BISMARCK, N.D. — Deadly bacterial pneumonia among bighorn sheep in the North Dakota Badlands spread to three previously unaffected herds last year, resulting in the smallest estimated population in more than a decade.
State wildlife officials are still confident that this year's fall hunting season will be held, though possibly with fewer licenses.
Game and Fish Department biologists counted 265 bighorns in a population survey that began last fall and was completed in March with the recounting of lambs to see how many survived the winter. It's the lowest count since 2006, according to big game biologist Brett Wiedmann.
The number of adult sheep declined from 2016, and while the lamb count improved slightly, it was still well below the long-term average, he said.
"Fortunately, adult mortality was low in previously affected herds, and lamb survival improved as well, which could indicate those herds initially exposed to the deadly pathogens in 2014 are beginning to recover," Wiedmann said.
The outbreak of disease four years ago killed about three dozen sheep, leading Game and Fish to cancel the fall hunting season in 2015 for the first time in more than three decades. The agency reinstated hunting in 2016 after the deaths tapered off but reduced licenses in 2017 after a summer survey documented a significant drop in the number of rams, which hunters seek for their trophy horns.
Wiedmann said that with the spread of disease to the three new herds, all 15 herds in the Badlands population have the pathogen that can lead to pneumonia. He said the spread "will probably affect the number of licenses we have."
Bighorn hunting is popular in North Dakota, with thousands of people typically applying for fewer than 10 licenses. The licenses are distributed through a lottery, except for one that is auctioned off every year by the Midwest Chapter of the Wild Sheep Foundation to raise money for sheep management.
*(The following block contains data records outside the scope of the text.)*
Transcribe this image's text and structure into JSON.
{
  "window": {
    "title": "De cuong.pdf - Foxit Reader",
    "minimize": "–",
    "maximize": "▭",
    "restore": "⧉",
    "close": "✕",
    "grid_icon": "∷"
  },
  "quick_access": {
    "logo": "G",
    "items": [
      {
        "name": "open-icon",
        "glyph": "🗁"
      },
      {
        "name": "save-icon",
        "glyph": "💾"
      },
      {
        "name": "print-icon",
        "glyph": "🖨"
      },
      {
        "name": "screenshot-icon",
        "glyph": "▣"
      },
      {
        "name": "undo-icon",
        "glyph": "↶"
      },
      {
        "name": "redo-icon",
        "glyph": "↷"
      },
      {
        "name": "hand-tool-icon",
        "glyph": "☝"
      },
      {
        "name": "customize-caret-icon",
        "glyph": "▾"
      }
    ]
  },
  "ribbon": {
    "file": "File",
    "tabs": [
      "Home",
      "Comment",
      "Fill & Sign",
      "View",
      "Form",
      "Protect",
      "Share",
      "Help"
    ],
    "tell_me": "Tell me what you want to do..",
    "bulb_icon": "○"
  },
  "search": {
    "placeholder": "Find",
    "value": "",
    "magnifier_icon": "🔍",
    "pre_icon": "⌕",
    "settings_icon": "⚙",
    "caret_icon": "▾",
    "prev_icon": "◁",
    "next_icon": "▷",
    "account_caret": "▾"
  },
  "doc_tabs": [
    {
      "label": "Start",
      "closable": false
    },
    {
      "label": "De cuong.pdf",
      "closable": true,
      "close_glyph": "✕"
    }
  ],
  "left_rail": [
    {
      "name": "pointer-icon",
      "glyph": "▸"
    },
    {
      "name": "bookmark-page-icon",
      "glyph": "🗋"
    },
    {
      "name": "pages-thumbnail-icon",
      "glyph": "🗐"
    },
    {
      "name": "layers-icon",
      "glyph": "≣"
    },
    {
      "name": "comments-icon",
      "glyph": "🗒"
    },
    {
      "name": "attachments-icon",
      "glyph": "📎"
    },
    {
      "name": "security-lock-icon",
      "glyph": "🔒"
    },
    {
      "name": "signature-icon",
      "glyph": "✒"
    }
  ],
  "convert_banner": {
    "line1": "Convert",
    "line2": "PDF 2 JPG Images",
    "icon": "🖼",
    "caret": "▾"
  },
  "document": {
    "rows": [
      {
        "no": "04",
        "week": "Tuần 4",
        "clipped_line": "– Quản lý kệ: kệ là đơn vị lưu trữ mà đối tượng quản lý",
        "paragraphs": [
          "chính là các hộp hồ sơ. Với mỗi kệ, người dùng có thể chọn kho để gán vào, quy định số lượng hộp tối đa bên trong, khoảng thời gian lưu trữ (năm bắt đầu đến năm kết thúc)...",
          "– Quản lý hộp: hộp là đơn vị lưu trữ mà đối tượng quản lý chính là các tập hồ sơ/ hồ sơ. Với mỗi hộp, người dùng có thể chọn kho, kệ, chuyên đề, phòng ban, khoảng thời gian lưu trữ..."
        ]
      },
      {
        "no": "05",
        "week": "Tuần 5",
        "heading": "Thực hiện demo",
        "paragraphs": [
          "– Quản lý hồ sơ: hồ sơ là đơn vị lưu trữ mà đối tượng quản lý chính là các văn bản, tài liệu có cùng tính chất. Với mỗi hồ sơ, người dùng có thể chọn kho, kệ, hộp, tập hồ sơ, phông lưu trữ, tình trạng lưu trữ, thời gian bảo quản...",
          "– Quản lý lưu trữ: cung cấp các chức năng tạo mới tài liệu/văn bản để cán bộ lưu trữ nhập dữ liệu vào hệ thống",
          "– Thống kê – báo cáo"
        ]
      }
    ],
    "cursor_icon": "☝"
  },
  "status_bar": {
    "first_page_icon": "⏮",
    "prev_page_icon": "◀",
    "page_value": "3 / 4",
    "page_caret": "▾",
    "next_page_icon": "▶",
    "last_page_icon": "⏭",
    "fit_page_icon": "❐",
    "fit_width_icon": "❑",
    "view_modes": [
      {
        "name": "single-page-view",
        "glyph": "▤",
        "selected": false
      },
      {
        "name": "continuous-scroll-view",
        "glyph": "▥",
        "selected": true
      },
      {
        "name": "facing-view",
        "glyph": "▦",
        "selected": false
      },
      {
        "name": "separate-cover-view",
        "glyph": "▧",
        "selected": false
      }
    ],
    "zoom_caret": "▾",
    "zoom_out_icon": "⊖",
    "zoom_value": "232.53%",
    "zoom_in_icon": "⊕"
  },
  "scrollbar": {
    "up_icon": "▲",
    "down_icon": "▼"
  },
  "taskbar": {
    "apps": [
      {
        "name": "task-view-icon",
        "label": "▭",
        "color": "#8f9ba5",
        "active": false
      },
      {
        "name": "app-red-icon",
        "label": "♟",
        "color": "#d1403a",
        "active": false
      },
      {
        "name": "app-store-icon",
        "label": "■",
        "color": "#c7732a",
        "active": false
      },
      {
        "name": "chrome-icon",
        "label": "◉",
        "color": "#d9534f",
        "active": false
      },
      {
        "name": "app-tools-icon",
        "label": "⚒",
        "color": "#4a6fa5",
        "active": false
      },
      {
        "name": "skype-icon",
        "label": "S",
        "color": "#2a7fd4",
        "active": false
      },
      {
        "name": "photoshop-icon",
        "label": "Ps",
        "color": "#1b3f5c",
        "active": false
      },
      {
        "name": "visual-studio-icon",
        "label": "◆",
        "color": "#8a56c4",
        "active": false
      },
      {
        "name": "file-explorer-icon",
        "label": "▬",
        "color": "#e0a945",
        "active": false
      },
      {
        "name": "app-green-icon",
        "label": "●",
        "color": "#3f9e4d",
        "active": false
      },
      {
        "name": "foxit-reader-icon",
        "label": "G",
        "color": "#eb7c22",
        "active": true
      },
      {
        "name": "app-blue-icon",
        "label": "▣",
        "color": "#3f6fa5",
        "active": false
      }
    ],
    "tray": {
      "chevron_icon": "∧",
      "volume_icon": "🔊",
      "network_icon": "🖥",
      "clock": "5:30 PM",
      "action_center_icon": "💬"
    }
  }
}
Five licenses were issued last year, down from eight the previous year.
A decision on this year's hunting season will be made in September, after a summer survey of the sheep population.
"The next few years will be important in determining if the state's population shows signs of recovering from the disease outbreak, or if the pathogens are likely to persist and cause a long-term population decline," Wiedmann said.